On the Robustness of Signal Characteristic-Based Sender Identification

Vehicles become more vulnerable to remote attackers in modern days due to their increasing connectivity and range of functionality. Such increased attack vectors enable adversaries to access a vehicle Electronic Control Unit (ECU). As of today in-vehicle access can cause drastic consequences, because the most commonly used in-vehicle bus technology, the Controller Area Network (CAN), lacks sender identification. With low limits on bandwidth and payload, as well as resource constrains on hardware, usage of cryptographic measures is limited. As an alternative, sender identification methods were presented, identifying the sending ECU on the basis of its analog message signal.
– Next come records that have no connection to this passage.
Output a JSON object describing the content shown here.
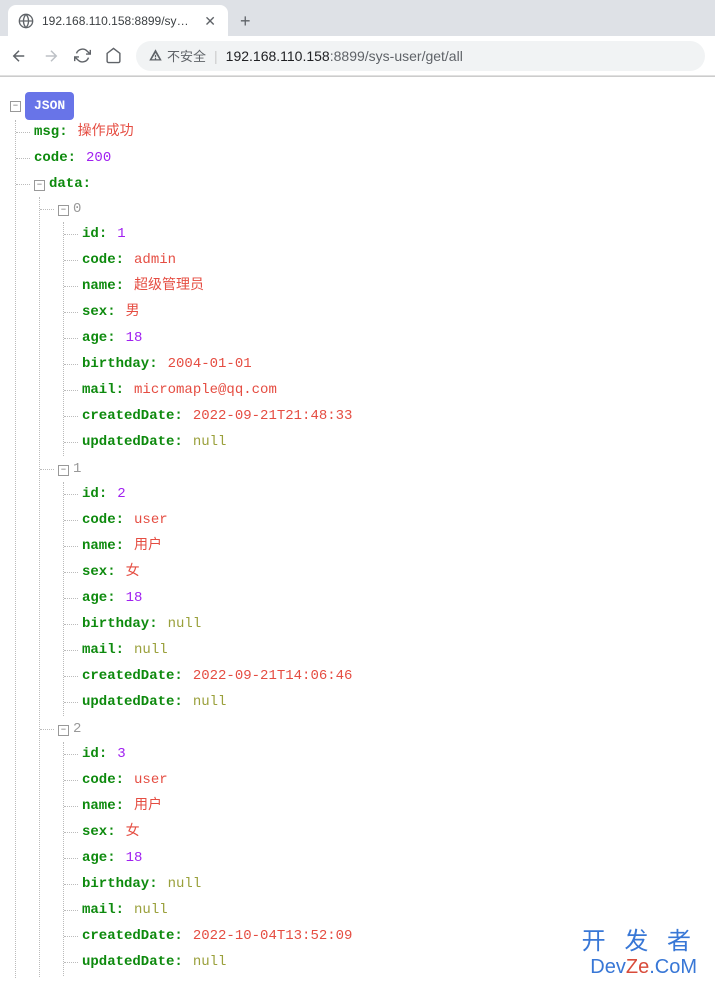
{
  "browser": {
    "tab_title": "192.168.110.158:8899/sys-use",
    "security_label": "不安全",
    "url_host": "192.168.110.158",
    "url_port": ":8899",
    "url_path": "/sys-user/get/all"
  },
  "json_label": "JSON",
  "response": {
    "msg_key": "msg",
    "msg_val": "操作成功",
    "code_key": "code",
    "code_val": "200",
    "data_key": "data",
    "items": [
      {
        "index": "0",
        "fields": [
          {
            "key": "id",
            "val": "1",
            "type": "number"
          },
          {
            "key": "code",
            "val": "admin",
            "type": "string"
          },
          {
            "key": "name",
            "val": "超级管理员",
            "type": "string"
          },
          {
            "key": "sex",
            "val": "男",
            "type": "string"
          },
          {
            "key": "age",
            "val": "18",
            "type": "number"
          },
          {
            "key": "birthday",
            "val": "2004-01-01",
            "type": "string"
          },
          {
            "key": "mail",
            "val": "micromaple@qq.com",
            "type": "string"
          },
          {
            "key": "createdDate",
            "val": "2022-09-21T21:48:33",
            "type": "string"
          },
          {
            "key": "updatedDate",
            "val": "null",
            "type": "null"
          }
        ]
      },
      {
        "index": "1",
        "fields": [
          {
            "key": "id",
            "val": "2",
            "type": "number"
          },
          {
            "key": "code",
            "val": "user",
            "type": "string"
          },
          {
            "key": "name",
            "val": "用户",
            "type": "string"
          },
          {
            "key": "sex",
            "val": "女",
            "type": "string"
          },
          {
            "key": "age",
            "val": "18",
            "type": "number"
          },
          {
            "key": "birthday",
            "val": "null",
            "type": "null"
          },
          {
            "key": "mail",
            "val": "null",
            "type": "null"
          },
          {
            "key": "createdDate",
            "val": "2022-09-21T14:06:46",
            "type": "string"
          },
          {
            "key": "updatedDate",
            "val": "null",
            "type": "null"
          }
        ]
      },
      {
        "index": "2",
        "fields": [
          {
            "key": "id",
            "val": "3",
            "type": "number"
          },
          {
            "key": "code",
            "val": "user",
            "type": "string"
          },
          {
            "key": "name",
            "val": "用户",
            "type": "string"
          },
          {
            "key": "sex",
            "val": "女",
            "type": "string"
          },
          {
            "key": "age",
            "val": "18",
            "type": "number"
          },
          {
            "key": "birthday",
            "val": "null",
            "type": "null"
          },
          {
            "key": "mail",
            "val": "null",
            "type": "null"
          },
          {
            "key": "createdDate",
            "val": "2022-10-04T13:52:09",
            "type": "string"
          },
          {
            "key": "updatedDate",
            "val": "null",
            "type": "null"
          }
        ]
      }
    ]
  },
  "watermark": {
    "line1": "开 发 者",
    "line2a": "Dev",
    "line2b": "Ze",
    "line2c": ".CoM"
  }
}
While prior works showed promising results on the security and feasibility for those approaches, the potential changes in signals over a vehicle's lifetime have only been partly addressed. This paper closes this gap. We conduct a 4~months measurement campaign containing more than 80,000 frames from a real vehicle. The data reflects different driving situations, different seasons and weather conditions, a 19-week break, and a car repair altering the physical CAN properties. We demonstrate the impact of temperature dependencies, analyze the signal changes and define strategies for their handling. In the evaluation, the identification rate can be increased from 91.23% to 99.98% by a targeted updating of the system parameters. At the same time, the detection of intrusions can be improved from 76.83% to 99.74%, while no false positives occured during evaluation. Lastly, we show how to increase the overall performance of such systems by double monitoring the bus at different positions.